Otelin işleyişi hakkında herhangi teknik bilgiye sahip olmadığını, İstanbul'da ikamet ettiğini, tatiller ve hafta sonları toplamda 3-4 sefer müşteri gibi otele geldiğini savunan Aras, her ne kadar yönetim kurulu üyesi ise de herhangi imza yetkisinin bulunmadığını ileri sürdü.
Aras, olay sırasında otelin 7. katındaki 7027 numaralı odada eşi ve kızıyla kaldığı bilgisini vererek, şunları kaydetti:
"Saat 03.30 sıralarında koridordan sesler duymam üzerine eşimden bakmasını istedim. Eşim kapıyı açarak koridoru kontrol etti ve yangın olduğunu söyledi. Kızımı alarak hızlı şekilde odadan dışarıya çıktım ve dumanların içerisinden doğrudan 5'inci kata lobi girişine indim. O esnada başka bir çocuk daha gördüm ve onu da alarak dışarıya çıktım. Olayın sıcağıyla ilk anda aklıma gelmese de o an fark etmem üzerine annemi, kız kardeşimi ve yeğenlerimi aramaya başladım. Daha sonra onların camlardan çıktıklarını öğrendim. Olay esnasında koridordaki sesleri duyarak uyandım, herhangi bir şekilde cep telefonundan kimse aramadı. Üzerime atılı suçlamaları kabul etmiyorum."

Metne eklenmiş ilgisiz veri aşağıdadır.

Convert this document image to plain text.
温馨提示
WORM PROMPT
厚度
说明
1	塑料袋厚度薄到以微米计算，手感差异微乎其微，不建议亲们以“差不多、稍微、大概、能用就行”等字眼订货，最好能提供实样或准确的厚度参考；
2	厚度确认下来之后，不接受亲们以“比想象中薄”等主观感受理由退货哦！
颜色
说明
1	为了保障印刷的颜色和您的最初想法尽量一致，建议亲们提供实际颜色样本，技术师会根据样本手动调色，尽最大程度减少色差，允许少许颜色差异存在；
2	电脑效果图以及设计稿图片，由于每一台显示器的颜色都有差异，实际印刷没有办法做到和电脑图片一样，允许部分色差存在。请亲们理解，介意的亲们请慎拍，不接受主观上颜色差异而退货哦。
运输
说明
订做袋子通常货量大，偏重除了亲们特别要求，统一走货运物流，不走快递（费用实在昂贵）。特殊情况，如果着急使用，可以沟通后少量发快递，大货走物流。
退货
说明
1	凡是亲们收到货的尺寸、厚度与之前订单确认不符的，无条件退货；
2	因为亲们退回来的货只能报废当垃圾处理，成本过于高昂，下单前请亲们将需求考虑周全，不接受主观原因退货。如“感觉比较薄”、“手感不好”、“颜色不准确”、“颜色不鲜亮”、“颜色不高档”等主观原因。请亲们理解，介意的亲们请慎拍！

- "Yangın eğitimi almadım"
Otelin resepsiyon görevlisi Yiğithan Burak Çetin, olay tarihinde gece nöbetçisi olduğunu, masanın sallanması nedeniyle deprem meydana geldiğini sandığını anlattı.

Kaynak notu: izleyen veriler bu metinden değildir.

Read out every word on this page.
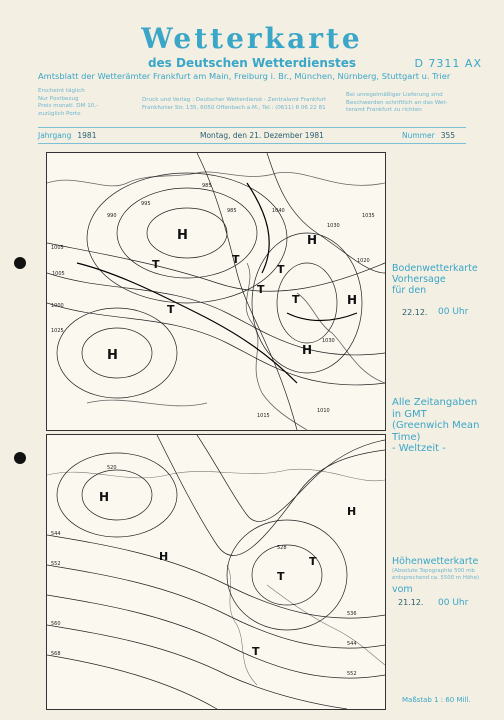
Wetterkarte
des Deutschen Wetterdienstes	D 7311 AX
Amtsblatt der Wetterämter Frankfurt am Main, Freiburg i. Br., München, Nürnberg, Stuttgart u. Trier
Erscheint täglich
Nur Postbezug
Preis monatl. DM 10,-
zuzüglich Porto
Druck und Verlag : Deutscher Wetterdienst - Zentralamt Frankfurt
Frankfurter Str. 135, 6050 Offenbach a.M., Tel.: (0611) 8 06 22 81
Bei unregelmäßiger Lieferung sind
Beschwerden schriftlich an das Wet-
teramt Frankfurt zu richten
Jahrgang 1981	Montag, den 21. Dezember 1981	Nummer 355
H
T	T
T
H
T
H	H
T	H
T
995
1005
985
990
1000
1005
1025
1030
1020
985
1040
1015
1010
1035
1030
H
T
T
H
T
H
544
552
520
528
536
544
552
560
568
Bodenwetterkarte
Vorhersage
für den
22.12. 00 Uhr
Alle Zeitangaben
in GMT
(Greenwich Mean
Time)
- Weltzeit -
Höhenwetterkarte
(Absolute Topographie 500 mb
entsprechend ca. 5500 m Höhe)
vom
21.12. 00 Uhr
Maßstab 1 : 60 Mill.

Mutfak çalışanının "Yangın var" diye bağırması üzerine olaydan haberdar olduğunu belirten Çetin, yangın eğitimi almadığını ve yangın tatbikatı yapılmadığı için panikleyerek donduğunu, resepsiyon içerisinde de ikaz veya alarm paneli bulunmadığını, bu konuda kendisine bilgi verilmediğini savundu.

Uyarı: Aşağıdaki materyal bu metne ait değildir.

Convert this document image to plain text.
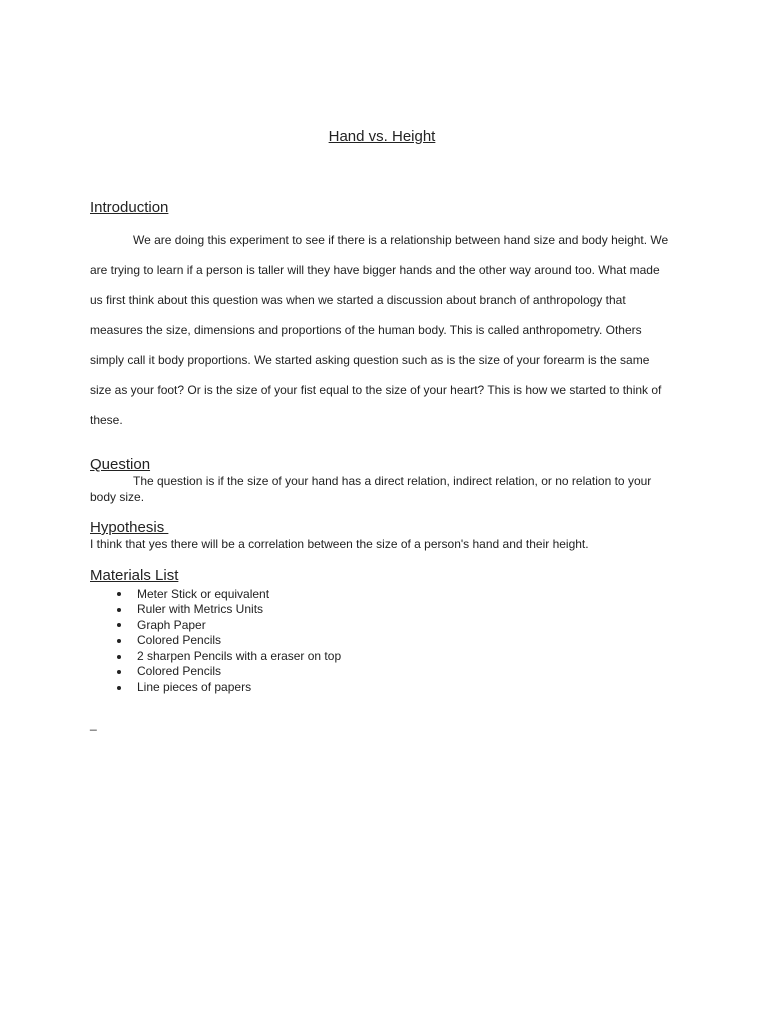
Hand vs. Height
Introduction

We are doing this experiment to see if there is a relationship between hand size and body height. We are trying to learn if a person is taller will they have bigger hands and the other way around too. What made us first think about this question was when we started a discussion about branch of anthropology that measures the size, dimensions and proportions of the human body. This is called anthropometry. Others simply call it body proportions. We started asking question such as is the size of your forearm is the same size as your foot? Or is the size of your fist equal to the size of your heart? This is how we started to think of these.

Question

The question is if the size of your hand has a direct relation, indirect relation, or no relation to your body size.

Hypothesis

I think that yes there will be a correlation between the size of a person's hand and their height.

Materials List
Meter Stick or equivalent
Ruler with Metrics Units
Graph Paper
Colored Pencils
2 sharpen Pencils with a eraser on top
Colored Pencils
Line pieces of papers
_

Resepsiyona yakın alarm butonu bulunmadığını, olayı öğrendikten sonra saat 03.26 sıralarında 156 jandarma hattını, saat 03.28 sıralarında 112'yi aradığını, resepsiyon şefi ve görevlilerini ile otel müdürü Zeki Yılmaz'ı aradığını aktaran Çetin, "Olay sırasında Emir Bey'in kucağında çocuğuyla ve ailesiyle otelden çıktığını, Zeki Bey, Elif Hanım ve Ceyda Hanım'ın da koşarak otelden çıktıklarını gördüm. Hangisinin ne zaman çıktığını hatırlamıyorum. Resepsiyon bölümünde herhangi ikaz ve alarm paneli bulunmaması ve bu konuda eğitim almadığımdan dolayı kusurum yoktur." beyanında bulundu.